In the final response in this discussion, Dr Robert Oats joined the other respondents in encouraging sperm acquisition via masturbation, if at all possible, and opined that penile vibratory stimulation would be unlikely to succeed in this setting. He suggested that testicular sperm extraction offered a relatively simple alternative to electroejaculation.

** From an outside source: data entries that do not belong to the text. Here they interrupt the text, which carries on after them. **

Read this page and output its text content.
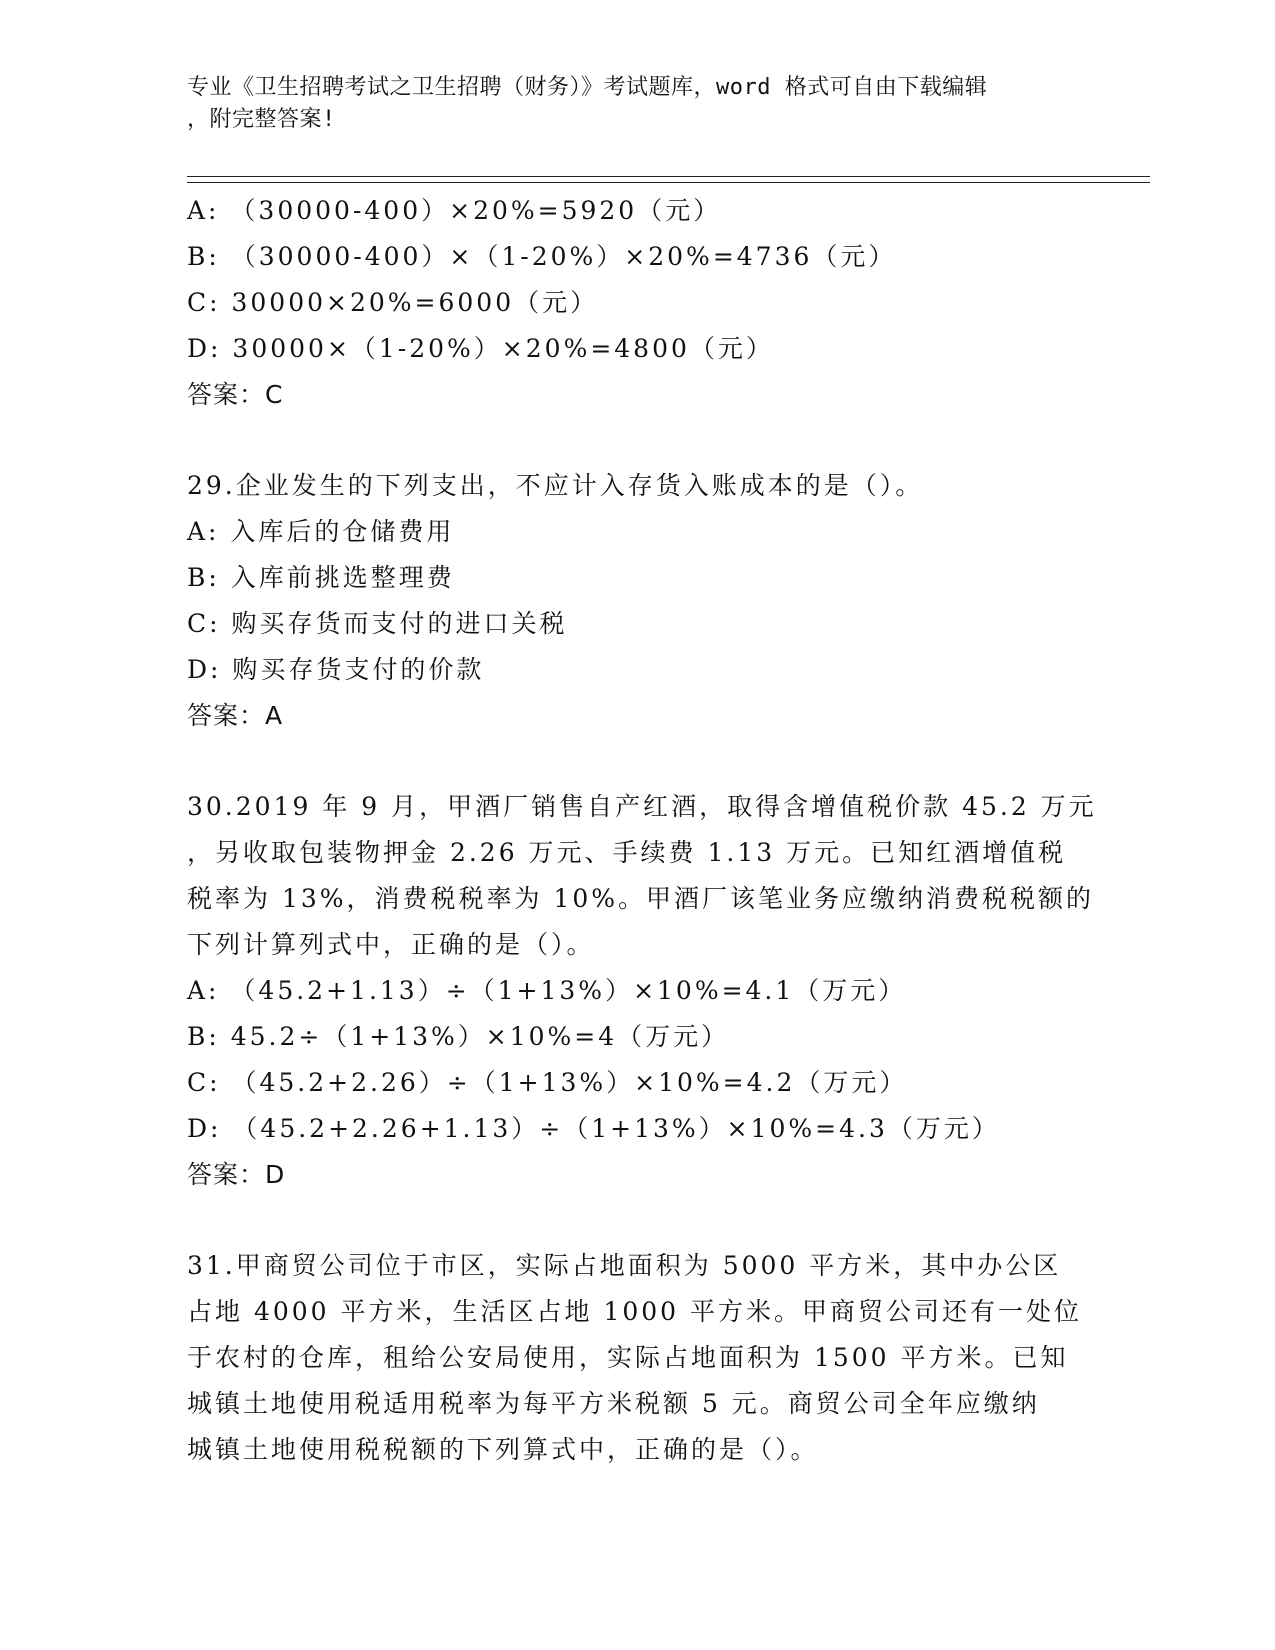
专业《卫生招聘考试之卫生招聘（财务）》考试题库，word 格式可自由下载编辑
，附完整答案!
A: （30000-400）×20%=5920（元）
B: （30000-400）×（1-20%）×20%=4736（元）
C: 30000×20%=6000（元）
D: 30000×（1-20%）×20%=4800（元）
答案：C
29.企业发生的下列支出，不应计入存货入账成本的是（）。
A: 入库后的仓储费用
B: 入库前挑选整理费
C: 购买存货而支付的进口关税
D: 购买存货支付的价款
答案：A
30.2019 年 9 月，甲酒厂销售自产红酒，取得含增值税价款 45.2 万元
，另收取包装物押金 2.26 万元、手续费 1.13 万元。已知红酒增值税
税率为 13%，消费税税率为 10%。甲酒厂该笔业务应缴纳消费税税额的
下列计算列式中，正确的是（）。
A: （45.2+1.13）÷（1+13%）×10%=4.1（万元）
B: 45.2÷（1+13%）×10%=4（万元）
C: （45.2+2.26）÷（1+13%）×10%=4.2（万元）
D: （45.2+2.26+1.13）÷（1+13%）×10%=4.3（万元）
答案：D
31.甲商贸公司位于市区，实际占地面积为 5000 平方米，其中办公区
占地 4000 平方米，生活区占地 1000 平方米。甲商贸公司还有一处位
于农村的仓库，租给公安局使用，实际占地面积为 1500 平方米。已知
城镇土地使用税适用税率为每平方米税额 5 元。商贸公司全年应缴纳
城镇土地使用税税额的下列算式中，正确的是（）。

Regarding the question about sperm cryopreservation in a teenager: we all agree that if a sample can be obtained by masturbation, that will be best. Penile vibratory stimulation simply provides a powerful sensory input to the ejaculatory reflex center, which integrates several afferent pathways (cortical and sensory) and then temporally coordinates 2 efferent pathways (sympathetics to induce emission and bladder neck closure and sacral somatics to stimulate rhythmic contraction of the periurethral musculature—antegrade ejaculation). I would not anticipate penile vibratory stimulation to work under anesthesia. Microsurgical epididymal sperm extraction and percutaneous sperm aspiration would be appropriate in the obstructed system (ie, congenital bilateral absence of the vas deferens), but the epididymis, not being a storage organ proper, will probably be completely nondilated and flat, and I would not anticipate that either will work in this circumstance. Electroejaculation will allow recovery of some seminal fluid, but anesthesia is required and may put the very ill at risk. In addition, I would not perform electroejaculation at the same time as portacath placement (or any other sterile line), as it is necessarily a very unsterile procedure and may induce a transient bacteremia (from the rectal probe or the urethral catheterization). I think the easiest approach is testicular sperm extraction with cryopreservation. If the patient does not recover spermatogenesis in the future, the tissue can be used at that time. Since this will be in the future, it is irrelevant how the in vitro fertilization group feels about the use of frozen testis tissue at this moment—it will be in the future, and their success may have certainly changed and improved and, if not, another in vitro fertilization program can always be selected. Their job, at this moment, is to do the best they can to cryopreserve a specimen you provide to them. Good luck with this young boy.


Footnotes

Note: Postings to Androlog have been lightly edited before publication.